[Numpy-discussion] numpy.trapz() doesn't respect subclass
Bruce Southey
bsouthey@gmail....
Mon Mar 29 09:00:58 CDT 2010
On 03/27/2010 01:31 PM, Ryan May wrote:
> On Sat, Mar 27, 2010 at 11:12 AM,<josef.pktd@gmail.com> wrote:
>
>> On Sat, Mar 27, 2010 at 1:00 PM, Ryan May<rmay31@gmail.com> wrote:
>>
>>> On Mon, Mar 22, 2010 at 8:14 AM, Ryan May<rmay31@gmail.com> wrote:
>>>
>>>> On Sun, Mar 21, 2010 at 11:57 PM,<josef.pktd@gmail.com> wrote:
>>>>
>>>>> On Mon, Mar 22, 2010 at 12:49 AM, Ryan May<rmay31@gmail.com> wrote:
>>>>>
>>>>>> Hi,
>>>>>>
>>>>>> I found that trapz() doesn't work with subclasses:
>>>>>>
>>>>>> http://projects.scipy.org/numpy/ticket/1438
>>>>>>
>>>>>> A simple patch (attached) to change asarray() to asanyarray() fixes
>>>>>> the problem fine.
>>>>>>
>>>>> Are you sure this function works with matrices and other subclasses?
>>>>>
>>>>> Looking only very briefly at it: the multiplication might be a problem.
>>>>>
>>>> Correct, it probably *is* a problem in some cases with matrices. In
>>>> this case, I was using quantities (Darren Dale's unit-aware array
>>>> package), and the result was that units were stripped off.
>>>>
>>>> The patch can't make trapz() work with all subclasses. However, right
>>>> now, you have *no* hope of getting a subclass out of trapz(). With
>>>> this change, subclasses that don't redefine operators can work fine.
>>>> If you're passing a Matrix to trapz() and expecting it to work, IMHO
>>>> you're doing it wrong. You can still pass one in by using asarray()
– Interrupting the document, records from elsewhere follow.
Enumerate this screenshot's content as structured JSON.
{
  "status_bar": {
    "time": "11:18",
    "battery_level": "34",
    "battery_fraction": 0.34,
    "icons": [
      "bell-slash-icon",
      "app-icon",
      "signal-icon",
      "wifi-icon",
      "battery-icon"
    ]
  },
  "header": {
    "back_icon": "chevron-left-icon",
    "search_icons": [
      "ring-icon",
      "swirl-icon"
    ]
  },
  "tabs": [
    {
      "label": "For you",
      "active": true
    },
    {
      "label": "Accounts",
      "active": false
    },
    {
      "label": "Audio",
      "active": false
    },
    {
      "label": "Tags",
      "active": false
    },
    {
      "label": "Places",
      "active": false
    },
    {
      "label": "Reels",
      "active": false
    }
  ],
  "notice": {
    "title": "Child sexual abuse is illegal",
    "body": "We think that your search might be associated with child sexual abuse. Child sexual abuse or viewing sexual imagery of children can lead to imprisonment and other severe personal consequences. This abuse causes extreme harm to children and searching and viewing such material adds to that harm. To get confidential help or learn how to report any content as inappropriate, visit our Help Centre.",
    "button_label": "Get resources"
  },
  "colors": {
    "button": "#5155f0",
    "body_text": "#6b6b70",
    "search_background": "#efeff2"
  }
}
>>>> yourself. Without this patch, I'm left with copying and maintaining a
>>>> copy of the code elsewhere, just so I can loosen the function's input
>>>> processing. That seems wrong, since there's really no need in my case
>>>> to drop down to an ndarray. The input I'm giving it supports all the
>>>> operations it needs, so it should just work with my original input.
>>>>
>> With asarray it gives correct results for matrices and all array_like
>> and subclasses, it just doesn't preserve the type.
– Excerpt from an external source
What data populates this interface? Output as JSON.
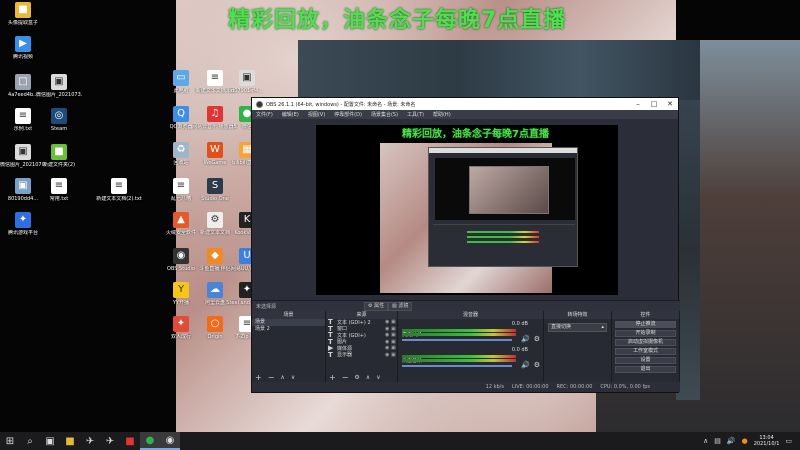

>> Your patch would break matrices and possibly other types, masked_arrays?, ...
>>
> It would break matrices, yes. I would argue that masked arrays are
> already broken with trapz:
>
> In [1]: x = np.arange(10)
>
> In [2]: y = x * x
>
> In [3]: np.trapz(y, x)
> Out[3]: 244.5
>
> In [4]: ym = np.ma.array(y, mask=(x>4)&(x<7))
>
> In [5]: np.trapz(ym, x)
> Out[5]: 244.5
>
> In [6]: y[5:7] = 0
>
> In [7]: ym = np.ma.array(y, mask=(x>4)&(x<7))
>
> In [8]: np.trapz(ym, x)
> Out[8]: 183.5
>
> Because of the call to asarray(), the mask is completely discarded and
> you end up with identical results to an unmasked array,
> which is not what I'd expect. Worse, the actual numeric value of the
> positions that were masked affect the final answer. My patch allows
> this to work as expected too.
>
Actually you should assume that unless it is explicitly addressed
(either by code or via a test), any subclass of ndarray (matrix, masked,
structured, record and even sparse) may not provide a 'valid' answer.
There are probably many numpy functions that only really work with the
standard ndarray. Most of the time people do not meet these with the
subclasses or have workarounds so there has been little requirement to
address this especially due to the added overhead needed for checking.
Also, any patch that does not explicitly define the assumed behavior
with points that are masked has to be rejected. It is not even clear
what the expected behavior is for masked arrays should be:
Is it even valid for trapz to be integrating across the full range if
there are missing points? That implies some assumption about the missing
points.
If is valid, then should you just ignore the masked values or try to
predict the missing values first? Perhaps you may want to have the
option to do both.
>> One solution would be using arraywrap as in numpy.linalg.
>>
> By arraywrap, I'm assuming you mean:
>
> def _makearray(a):
> new = asarray(a)
> wrap = getattr(a, "__array_prepare__", new.__array_wrap__)
> return new, wrap
>
> I'm not sure if that's identical to just letting the subclass handle
> what's needed. To my eyes, that doesn't look as though it'd be
> equivalent, both for handling masked arrays and Quantities. For
> quantities at least, the result of trapz will have different units
> than either of the inputs.
>
>
>> for related discussion:
>> http://mail.scipy.org/pipermail/scipy-dev/2009-June/012061.html
>>
> Actually, that discussion kind of makes my point. Matrices are a pain
> to make work in a general sense because they *break* ndarray
> conventions--to me it doesn't make sense to help along classes that
> break convention at the expense of making well-behaved classes a pain
> to use. You should need an *explicit* cast of a matrix to an ndarray
> instead of the function quietly doing it for you. ("Explicit is better
> than implicit") It just seems absurd that if I make my own ndarray
> subclass that *just* adds some behavior to the array, but doesn't
> break *any* operations, I need to do one of the following:
>
> 1) Have my own copy of trapz that works with my class
> 2) Wrap every call to numpy's own trapz() to put the metadata back.
>
> Does it not seem backwards that the class that breaks conventions
> "just works" while those that don't break conventions, will work
> perfectly with the function as written, need help to be treated
> properly?
>
> Ryan
>
>
You need your own version of trapz or whatever function because it has
the behavior that you expect. But a patch should not break numpy so you
need to at least to have a section that looks for masked array subtypes
and performs the desired behavior(s).
Bruce